Все время, предшествующее венчанию, я была, как мотылек. Я жила одним лишь днем. Я трепетала в предвкушении его объятий и грозных тайн брачного венца, но таинства семейной жизни представлялись мне словно покрыты розовой вуалью. О! Теперь-то я знаю, что за этой вуалью сокрыты невидимые миру тернии, которые способны жестоко язвить тело и душу!
Однако буду последовательна в описании роковых событий. Однажды, во время одного из его визитов, он сделал мне вопрос, коего я втайне ожидала и страшилась все это время – но который все равно прозвучал для меня словно раскат грома. Взор мой затуманился, грудь стала вздыматься чаще. Увидев мое состояние, он схватил меня за руку. «Я расстроил вас! Простите!» – воскликнул он. «О да… – проговорила я холодеющим языком. – Память о бедной матушке еще так свежа, еще причиняет мне столько боли…» Однако вовсе не одно только воспоминание о покойнице стало причиной моего состояния. Не ведая о сем, он продолжал настаивать:
«Но ваш отец… Я хотел бы увидеть его и заручиться для нашего брака его благословением…» Тут краска прихлынула к моему лицу; в глазах потемнело, и я лишилась чувств.
Мой жених связал мой обморок лишь с упоминанием о моей бедной матери – тайна моих родителей тщательно охранялась от мнения света.
Поэтому не прошло и двух дней, как жених мой с невинной безжалостностью вновь спросил меня об отце.
На сей раз мне удалось не лишиться чувств, и я холодно ответила, что дела имения удерживают папеньку в деревне. Мой жених настаивал на встрече с ним; он просил позволения писать ему; он хотел, чтобы мой отец присутствовал на обряде венчания. Не помню, под каким предлогом удалось мне отговорить его от сих намерений.
Однако предлог этот, видимо, не показался ему основательным, потому что он стал возвращаться к беседам о моем отце едва ли не вседневно – не представляя, какие мучения доставляет он мне сими своими разговорами.
Наконец – и вовсе не потому, что я хотела бы того, а единственно ради избавления себя от расспросов, язвящих мне душу, – я согласилась на план, высказанный однажды моим женихом: немедленно после венчания мы вместе с ним отправимся с визитом к моему отцу, в наше имение Никитинское.

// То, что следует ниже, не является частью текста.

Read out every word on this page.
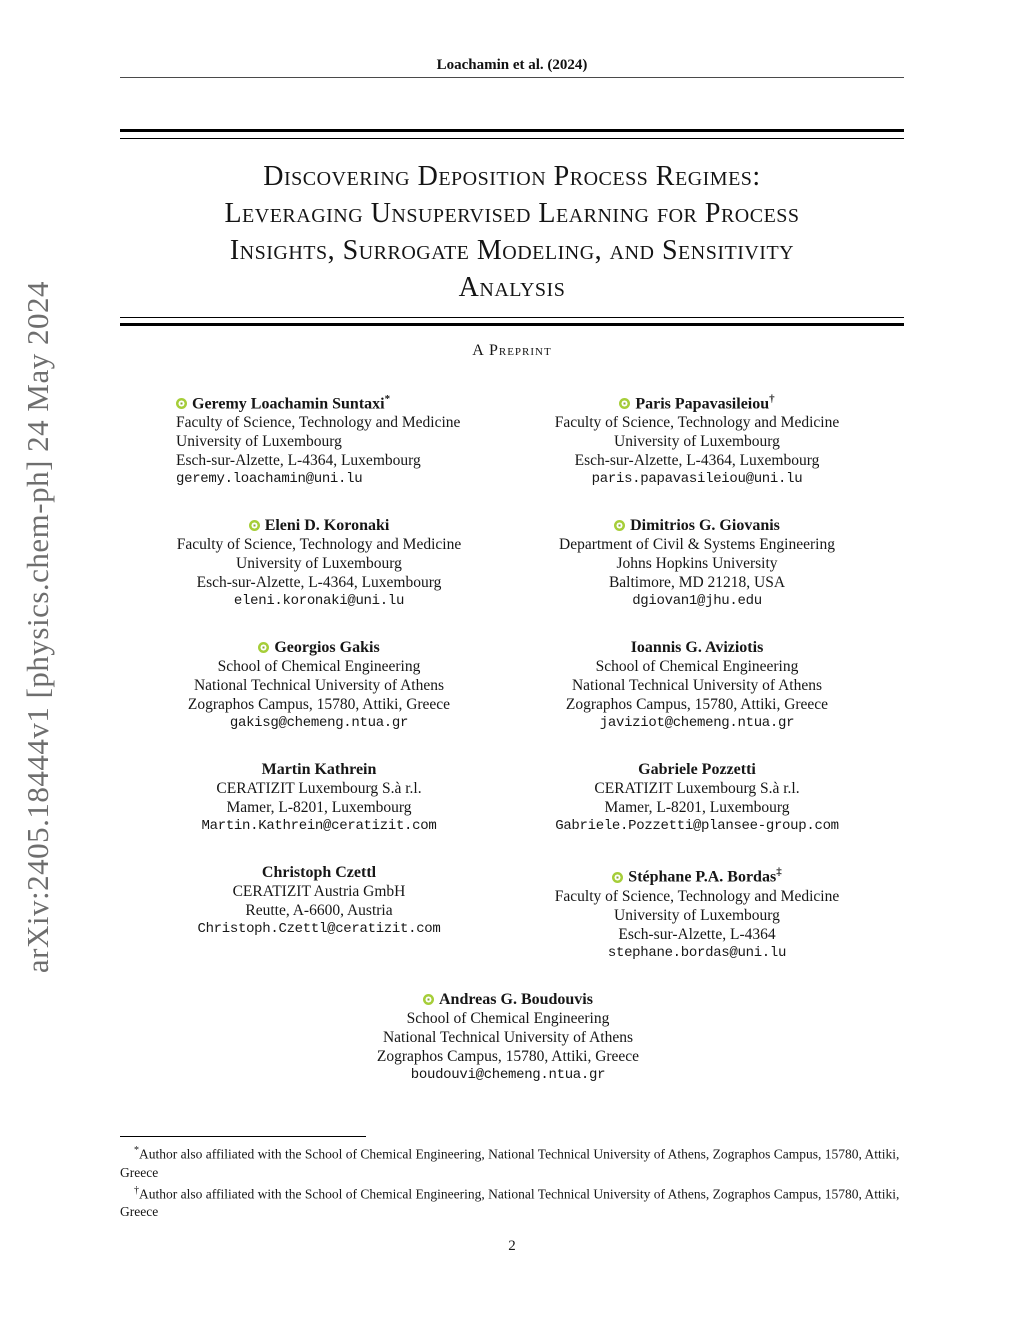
arXiv:2405.18444v1 [physics.chem-ph] 24 May 2024
Loachamin et al. (2024)
Discovering Deposition Process Regimes:
Leveraging Unsupervised Learning for Process
Insights, Surrogate Modeling, and Sensitivity
Analysis
A Preprint
Geremy Loachamin Suntaxi*
Faculty of Science, Technology and Medicine
University of Luxembourg
Esch-sur-Alzette, L-4364, Luxembourg
geremy.loachamin@uni.lu
Paris Papavasileiou†
Faculty of Science, Technology and Medicine
University of Luxembourg
Esch-sur-Alzette, L-4364, Luxembourg
paris.papavasileiou@uni.lu
Eleni D. Koronaki
Faculty of Science, Technology and Medicine
University of Luxembourg
Esch-sur-Alzette, L-4364, Luxembourg
eleni.koronaki@uni.lu
Dimitrios G. Giovanis
Department of Civil & Systems Engineering
Johns Hopkins University
Baltimore, MD 21218, USA
dgiovan1@jhu.edu
Georgios Gakis
School of Chemical Engineering
National Technical University of Athens
Zographos Campus, 15780, Attiki, Greece
gakisg@chemeng.ntua.gr
Ioannis G. Aviziotis
School of Chemical Engineering
National Technical University of Athens
Zographos Campus, 15780, Attiki, Greece
javiziot@chemeng.ntua.gr
Martin Kathrein
CERATIZIT Luxembourg S.à r.l.
Mamer, L-8201, Luxembourg
Martin.Kathrein@ceratizit.com
Gabriele Pozzetti
CERATIZIT Luxembourg S.à r.l.
Mamer, L-8201, Luxembourg
Gabriele.Pozzetti@plansee-group.com
Christoph Czettl
CERATIZIT Austria GmbH
Reutte, A-6600, Austria
Christoph.Czettl@ceratizit.com
Stéphane P.A. Bordas‡
Faculty of Science, Technology and Medicine
University of Luxembourg
Esch-sur-Alzette, L-4364
stephane.bordas@uni.lu
Andreas G. Boudouvis
School of Chemical Engineering
National Technical University of Athens
Zographos Campus, 15780, Attiki, Greece
boudouvi@chemeng.ntua.gr

*Author also affiliated with the School of Chemical Engineering, National Technical University of Athens, Zographos Campus, 15780, Attiki, Greece

†Author also affiliated with the School of Chemical Engineering, National Technical University of Athens, Zographos Campus, 15780, Attiki, Greece

2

Это намерение, эта грядущая встреча моего будущего супруга и моего отца несказанно отравили все мои мысли перед свадьбой и все приготовления к ней. И мой жених, и тетушка не раз заставали меня в слезах – на их расспросы о причинах расстройства я обычно отвечала:
«Пустое…» – ибо никому не могла поведать истинный повод своей печали. Они оставляли меня в покое, высказывая предположения, что я грущу о предстоящей мне утрате девической невинной беззаботности. Вечерами я горячо, вся в слезах, молилась об избавлении меня от мучений. В своих фантазиях ночью я представляла себе какой-нибудь способ, который смог бы спасти меня от неизбежного возвращения в Никитинское. Я мечтала о том, что мой жених вдруг переменит свои планы; и о том, что свадьба наша неожиданно расстроится (и чуть ли не стала всерьез желать этого!); и даже – да простит меня господь за кощунственные мысли! – мечтала о чьей-либо смерти: моего отца, моего жениха – а прежде всего меня самое. Я представляла себя не в подвенечном уборе пред алтарем – но в таком же белом одеянии покойницы, во гробе, украшенном цветами. Я воображала горькие рыдания моего жениха над моим безжизненным телом – и сей исход казался мне едва ли не желанным, и я сама заливалась сладкими слезами…
Однако бог не услышал моих грешных молений.
И вот наступил решительный день. Завтра!.. Завтра для меня зазвонят церковные колокола, завтра священник провозгласит, что мы с моим супругом отныне плоть едина… Завтра я должна по всем законам, божьим и человеческим, стать счастливейшей из смертных – но я по известным причинам ожидаю сего дня с трепетом не предвкушения, а страха. Я страшусь не неизведанного, а живу в предвкушении смертной муки. В преддверии несчастия, которое – я знаю, знаю это! – должно неминуемо произойти.
Завтра!..
21 апреля 1822 года
После двух дней пути мы достигли Никитинского.
Коляска остановилась у подъезда. Сердце мое сжалось. Никто не вышел на крыльцо встречать нас.
Дом, в котором прошло мое детство, хмуро и настороженно глядел на мир нечистыми своими окнами. Он казался необитаем. Краска с фасада облупилась. Колонны потрескались. Сердце мое похолодело. Сбывались самые горестные мои предчувствия.